For some pet owners, pet design is a confluence of making the home more functional while pampering pups. Mel Bean, an interior designer in Tulsa, Okla., recalled designing built-in dog crates in the master bedroom for a client’s two Westies.

“They sleep in the room with them every night,” Bean said. “So this gave them a designated space.” Working with the room’s limited square footage, he designed a pantry-style closet with the boxes built into the bottom. They are painted white like the surrounding cabinets and have a wire mesh door with latches selected to match the aesthetics of the home.

“It’s so much more beautiful than the dog bed lying on the floor and it provided them with lots of useful storage,” Ms. Bean added.

That project was in 2013. But since the pandemic, designing for dogs has become standard for Ms. Bean’s firm. “I don’t know if I’ve ever had a single new construction that doesn’t have a dog area like that,” she said.

One home he’s currently working on has French bulldogs, who are “notoriously messy eaters,” he said, so clients asked him to design a kennel-like structure for dogs outside the master bedroom. The kennel has a dog door that opens from the outside and leads directly into the dog shower, as well as built-in crates and its own dedicated fridge and freezer drawers for your raw food.

The area also includes a dishwasher drawer dedicated exclusively to dog bowls, which customers wanted for sanitary reasons. “The room is fresh and beautiful, but you can also wash and mop the whole room,” said Ms.

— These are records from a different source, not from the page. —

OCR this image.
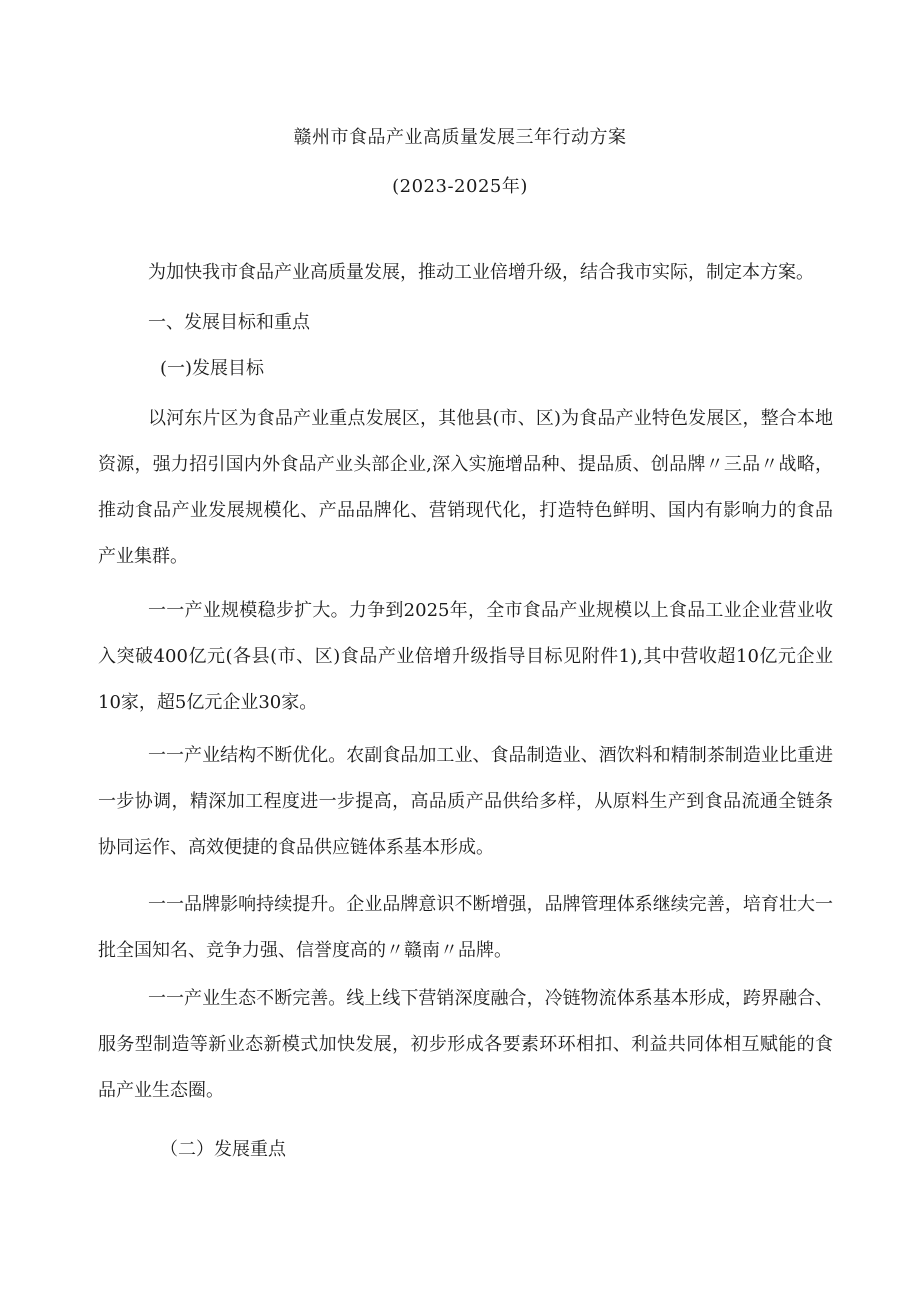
赣州市食品产业高质量发展三年行动方案
(2023-2025年)

为加快我市食品产业高质量发展，推动工业倍增升级，结合我市实际，制定本方案。

一、发展目标和重点

(一)发展目标

以河东片区为食品产业重点发展区，其他县(市、区)为食品产业特色发展区，整合本地资源，强力招引国内外食品产业头部企业,深入实施增品种、提品质、创品牌〃三品〃战略，推动食品产业发展规模化、产品品牌化、营销现代化，打造特色鲜明、国内有影响力的食品产业集群。

一一产业规模稳步扩大。力争到2025年，全市食品产业规模以上食品工业企业营业收入突破400亿元(各县(市、区)食品产业倍增升级指导目标见附件1),其中营收超10亿元企业10家，超5亿元企业30家。

一一产业结构不断优化。农副食品加工业、食品制造业、酒饮料和精制茶制造业比重进一步协调，精深加工程度进一步提高，高品质产品供给多样，从原料生产到食品流通全链条协同运作、高效便捷的食品供应链体系基本形成。

一一品牌影响持续提升。企业品牌意识不断增强，品牌管理体系继续完善，培育壮大一批全国知名、竞争力强、信誉度高的〃赣南〃品牌。

一一产业生态不断完善。线上线下营销深度融合，冷链物流体系基本形成，跨界融合、服务型制造等新业态新模式加快发展，初步形成各要素环环相扣、利益共同体相互赋能的食品产业生态圈。

（二）发展重点
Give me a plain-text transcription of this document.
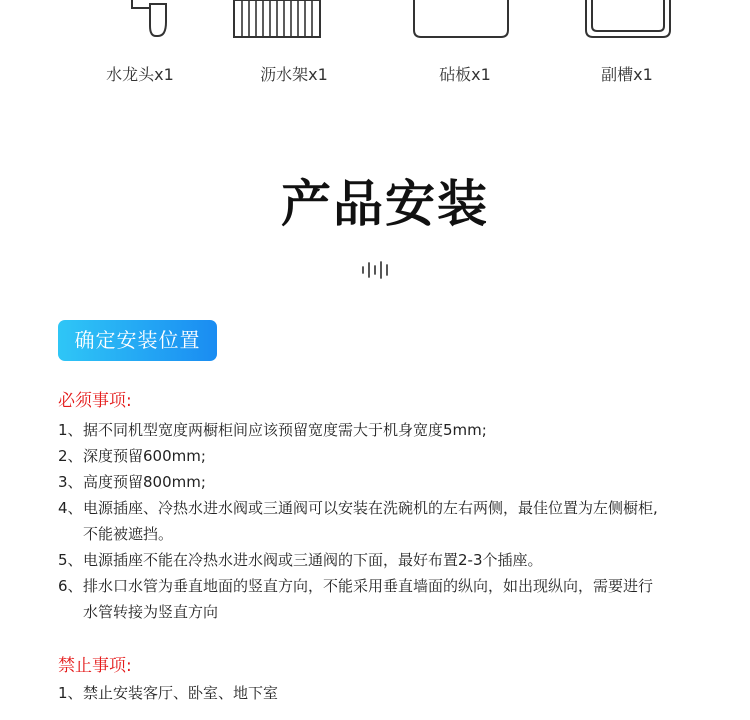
水龙头x1	沥水架x1	砧板x1	副槽x1
产品安装
确定安装位置
必须事项:
1、 据不同机型宽度两橱柜间应该预留宽度需大于机身宽度5mm;
2、 深度预留600mm;
3、 高度预留800mm;
4、 电源插座、冷热水进水阀或三通阀可以安装在洗碗机的左右两侧，最佳位置为左侧橱柜,
不能被遮挡。
5、 电源插座不能在冷热水进水阀或三通阀的下面，最好布置2-3个插座。
6、 排水口水管为垂直地面的竖直方向，不能采用垂直墙面的纵向，如出现纵向，需要进行
水管转接为竖直方向
禁止事项:
1、 禁止安装客厅、卧室、地下室
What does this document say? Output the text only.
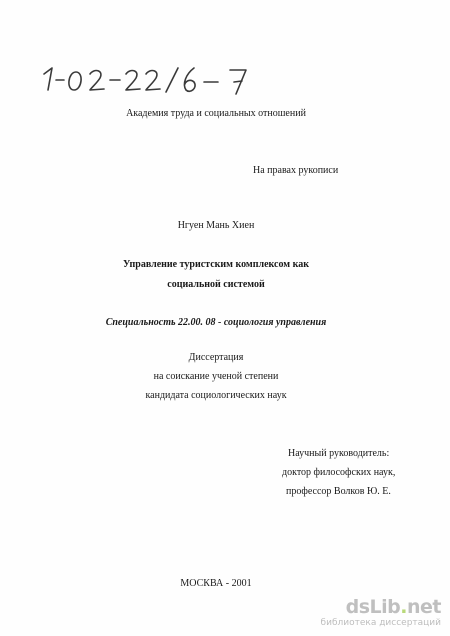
Академия труда и социальных отношений
На правах рукописи
Нгуен Мань Хиен
Управление туристским комплексом как
социальной системой
Специальность 22.00. 08 - социология управления
Диссертация
на соискание ученой степени
кандидата социологических наук
Научный руководитель:
доктор философских наук,
профессор Волков Ю. Е.
МОСКВА - 2001
dsLib.net
библиотека диссертаций
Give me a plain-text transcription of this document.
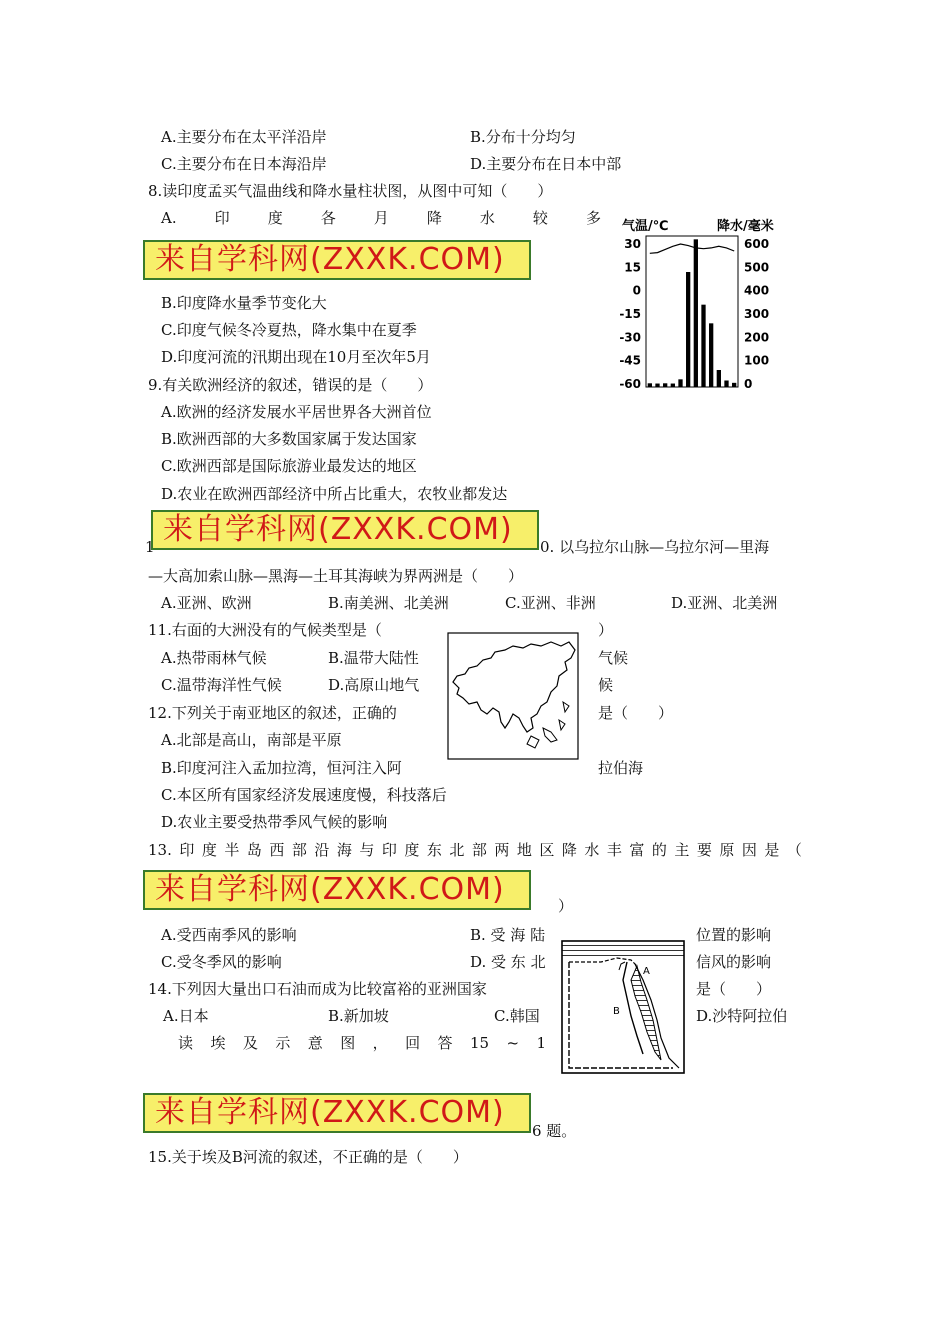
A.主要分布在太平洋沿岸	B.分布十分均匀
C.主要分布在日本海沿岸	D.主要分布在日本中部
8.读印度孟买气温曲线和降水量柱状图，从图中可知（　　）
A.	印	度	各	月	降	水	较	多
来自学科网(ZXXK.COM)
B.印度降水量季节变化大
C.印度气候冬冷夏热，降水集中在夏季
D.印度河流的汛期出现在10月至次年5月
气温/℃	降水/毫米
30
15
0
-15
-30
-45
-60
600
500
400
300
200
100
0
9.有关欧洲经济的叙述，错误的是（　　）
A.欧洲的经济发展水平居世界各大洲首位
B.欧洲西部的大多数国家属于发达国家
C.欧洲西部是国际旅游业最发达的地区
D.农业在欧洲西部经济中所占比重大，农牧业都发达
来自学科网(ZXXK.COM)
1	0. 以乌拉尔山脉—乌拉尔河—里海
—大高加索山脉—黑海—土耳其海峡为界两洲是（　　）
A.亚洲、欧洲	B.南美洲、北美洲	C.亚洲、非洲	D.亚洲、北美洲
11.右面的大洲没有的气候类型是（	）
A.热带雨林气候	B.温带大陆性	气候
C.温带海洋性气候	D.高原山地气	候
12.下列关于南亚地区的叙述，正确的	是（　　）
A.北部是高山，南部是平原
B.印度河注入孟加拉湾，恒河注入阿	拉伯海
C.本区所有国家经济发展速度慢，科技落后
D.农业主要受热带季风气候的影响
13. 印 度 半 岛 西 部 沿 海 与 印 度 东 北 部 两 地 区 降 水 丰 富 的 主 要 原 因 是 （
来自学科网(ZXXK.COM)	）
A.受西南季风的影响	B. 受 海 陆	位置的影响
C.受冬季风的影响	D. 受 东 北	信风的影响
A
B
14.下列因大量出口石油而成为比较富裕的亚洲国家	是（　　）
A.日本	B.新加坡	C.韩国	D.沙特阿拉伯
读 埃 及 示 意 图 ， 回 答 15 ~ 1
来自学科网(ZXXK.COM)
6 题。
15.关于埃及B河流的叙述，不正确的是（　　）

Bean.

Christine Messier, an attorney in Sarasota, completed the kitchen renovation about a month ago in her 1,744-square-foot home. Part of that redesign included a feeding station for her two small dogs of hers, Bella and Beau, to keep food and water bowls off the floor.

“This all happened right when I was pregnant, so I think it was a little bit of guilt for it being my first babies and also needing something special,” said Messier, 33.

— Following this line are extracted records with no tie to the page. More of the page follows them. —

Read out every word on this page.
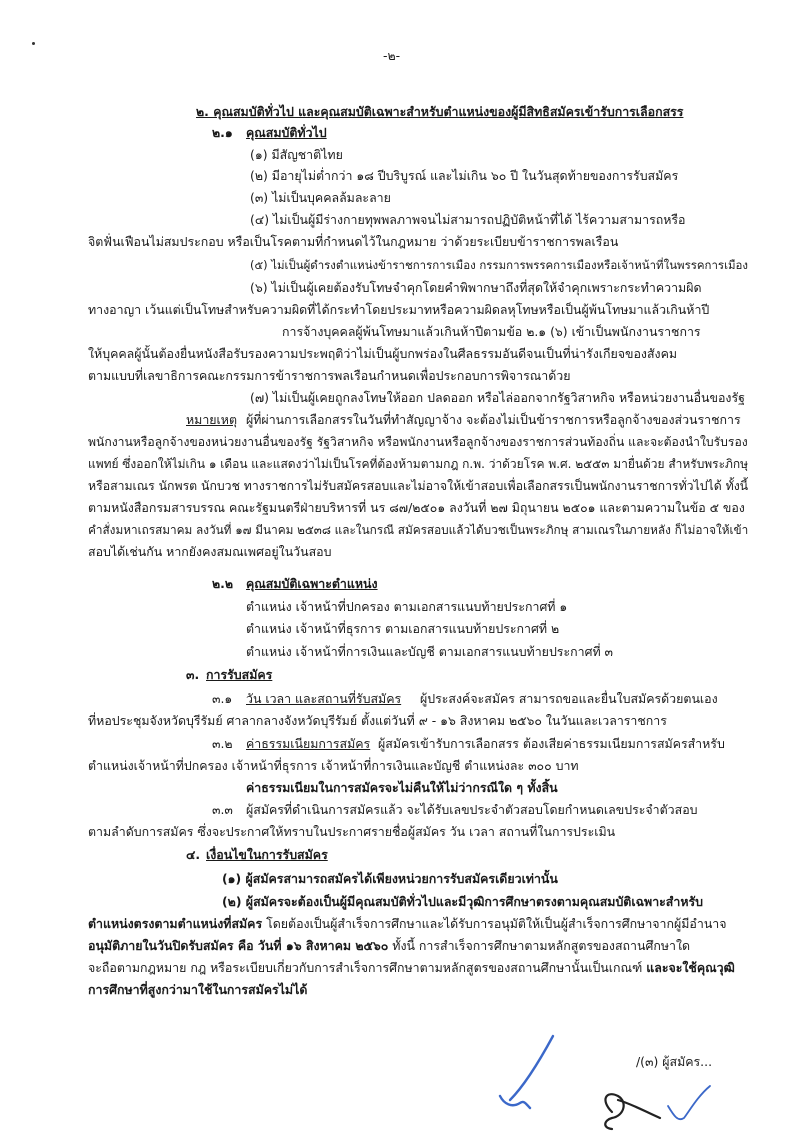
-๒-
๒. คุณสมบัติทั่วไป และคุณสมบัติเฉพาะสำหรับตำแหน่งของผู้มีสิทธิสมัครเข้ารับการเลือกสรร
๒.๑ คุณสมบัติทั่วไป
(๑) มีสัญชาติไทย
(๒) มีอายุไม่ต่ำกว่า ๑๘ ปีบริบูรณ์ และไม่เกิน ๖๐ ปี ในวันสุดท้ายของการรับสมัคร
(๓) ไม่เป็นบุคคลล้มละลาย
(๔) ไม่เป็นผู้มีร่างกายทุพพลภาพจนไม่สามารถปฏิบัติหน้าที่ได้ ไร้ความสามารถหรือ
จิตฟั่นเฟือนไม่สมประกอบ หรือเป็นโรคตามที่กำหนดไว้ในกฎหมาย ว่าด้วยระเบียบข้าราชการพลเรือน
(๕) ไม่เป็นผู้ดำรงตำแหน่งข้าราชการการเมือง กรรมการพรรคการเมืองหรือเจ้าหน้าที่ในพรรคการเมือง
(๖) ไม่เป็นผู้เคยต้องรับโทษจำคุกโดยคำพิพากษาถึงที่สุดให้จำคุกเพราะกระทำความผิด
ทางอาญา เว้นแต่เป็นโทษสำหรับความผิดที่ได้กระทำโดยประมาทหรือความผิดลหุโทษหรือเป็นผู้พ้นโทษมาแล้วเกินห้าปี
การจ้างบุคคลผู้พ้นโทษมาแล้วเกินห้าปีตามข้อ ๒.๑ (๖) เข้าเป็นพนักงานราชการ
ให้บุคคลผู้นั้นต้องยื่นหนังสือรับรองความประพฤติว่าไม่เป็นผู้บกพร่องในศีลธรรมอันดีจนเป็นที่น่ารังเกียจของสังคม
ตามแบบที่เลขาธิการคณะกรรมการข้าราชการพลเรือนกำหนดเพื่อประกอบการพิจารณาด้วย
(๗) ไม่เป็นผู้เคยถูกลงโทษให้ออก ปลดออก หรือไล่ออกจากรัฐวิสาหกิจ หรือหน่วยงานอื่นของรัฐ
หมายเหตุ ผู้ที่ผ่านการเลือกสรรในวันที่ทำสัญญาจ้าง จะต้องไม่เป็นข้าราชการหรือลูกจ้างของส่วนราชการ
พนักงานหรือลูกจ้างของหน่วยงานอื่นของรัฐ รัฐวิสาหกิจ หรือพนักงานหรือลูกจ้างของราชการส่วนท้องถิ่น และจะต้องนำใบรับรอง
แพทย์ ซึ่งออกให้ไม่เกิน ๑ เดือน และแสดงว่าไม่เป็นโรคที่ต้องห้ามตามกฎ ก.พ. ว่าด้วยโรค พ.ศ. ๒๕๕๓ มายื่นด้วย สำหรับพระภิกษุ
หรือสามเณร นักพรต นักบวช ทางราชการไม่รับสมัครสอบและไม่อาจให้เข้าสอบเพื่อเลือกสรรเป็นพนักงานราชการทั่วไปได้ ทั้งนี้
ตามหนังสือกรมสารบรรณ คณะรัฐมนตรีฝ่ายบริหารที่ นร ๘๗/๒๕๐๑ ลงวันที่ ๒๗ มิถุนายน ๒๕๐๑ และตามความในข้อ ๕ ของ
คำสั่งมหาเถรสมาคม ลงวันที่ ๑๗ มีนาคม ๒๕๓๘ และในกรณี สมัครสอบแล้วได้บวชเป็นพระภิกษุ สามเณรในภายหลัง ก็ไม่อาจให้เข้า
สอบได้เช่นกัน หากยังคงสมณเพศอยู่ในวันสอบ
๒.๒ คุณสมบัติเฉพาะตำแหน่ง
ตำแหน่ง เจ้าหน้าที่ปกครอง ตามเอกสารแนบท้ายประกาศที่ ๑
ตำแหน่ง เจ้าหน้าที่ธุรการ ตามเอกสารแนบท้ายประกาศที่ ๒
ตำแหน่ง เจ้าหน้าที่การเงินและบัญชี ตามเอกสารแนบท้ายประกาศที่ ๓
๓. การรับสมัคร
๓.๑ วัน เวลา และสถานที่รับสมัคร ผู้ประสงค์จะสมัคร สามารถขอและยื่นใบสมัครด้วยตนเอง
ที่หอประชุมจังหวัดบุรีรัมย์ ศาลากลางจังหวัดบุรีรัมย์ ตั้งแต่วันที่ ๙ - ๑๖ สิงหาคม ๒๕๖๐ ในวันและเวลาราชการ
๓.๒ ค่าธรรมเนียมการสมัคร ผู้สมัครเข้ารับการเลือกสรร ต้องเสียค่าธรรมเนียมการสมัครสำหรับ
ตำแหน่งเจ้าหน้าที่ปกครอง เจ้าหน้าที่ธุรการ เจ้าหน้าที่การเงินและบัญชี ตำแหน่งละ ๓๐๐ บาท
ค่าธรรมเนียมในการสมัครจะไม่คืนให้ไม่ว่ากรณีใด ๆ ทั้งสิ้น
๓.๓ ผู้สมัครที่ดำเนินการสมัครแล้ว จะได้รับเลขประจำตัวสอบโดยกำหนดเลขประจำตัวสอบ
ตามลำดับการสมัคร ซึ่งจะประกาศให้ทราบในประกาศรายชื่อผู้สมัคร วัน เวลา สถานที่ในการประเมิน
๔. เงื่อนไขในการรับสมัคร
(๑) ผู้สมัครสามารถสมัครได้เพียงหน่วยการรับสมัครเดียวเท่านั้น
(๒) ผู้สมัครจะต้องเป็นผู้มีคุณสมบัติทั่วไปและมีวุฒิการศึกษาตรงตามคุณสมบัติเฉพาะสำหรับ
ตำแหน่งตรงตามตำแหน่งที่สมัคร โดยต้องเป็นผู้สำเร็จการศึกษาและได้รับการอนุมัติให้เป็นผู้สำเร็จการศึกษาจากผู้มีอำนาจ
อนุมัติภายในวันปิดรับสมัคร คือ วันที่ ๑๖ สิงหาคม ๒๕๖๐ ทั้งนี้ การสำเร็จการศึกษาตามหลักสูตรของสถานศึกษาใด
จะถือตามกฎหมาย กฎ หรือระเบียบเกี่ยวกับการสำเร็จการศึกษาตามหลักสูตรของสถานศึกษานั้นเป็นเกณฑ์ และจะใช้คุณวุฒิ
การศึกษาที่สูงกว่ามาใช้ในการสมัครไม่ได้
/(๓) ผู้สมัคร...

The feeding station is an alcove at the end of the island that contains the dogs’ food and water bowls. The backsplash is white quartz to match the countertops, and there is a pot filler, or, in this case, a bowl filler. The contractor ran the water through that pipe and connected it to a three-stage water filter. If the dogs drool, the bottom of the station tilts forward so water runs out of the cabinets.

Sometimes, however, the feature is largely a side effect of pet owners’ desire to create a more dedicated space in their homes for their animals.

A dog shower and feeding station, Ladwig said, can help with reselling because other people will probably find it useful. “Do we really need to have a dog door through a steel door? Probably not,” she said. But: “It makes life easier.”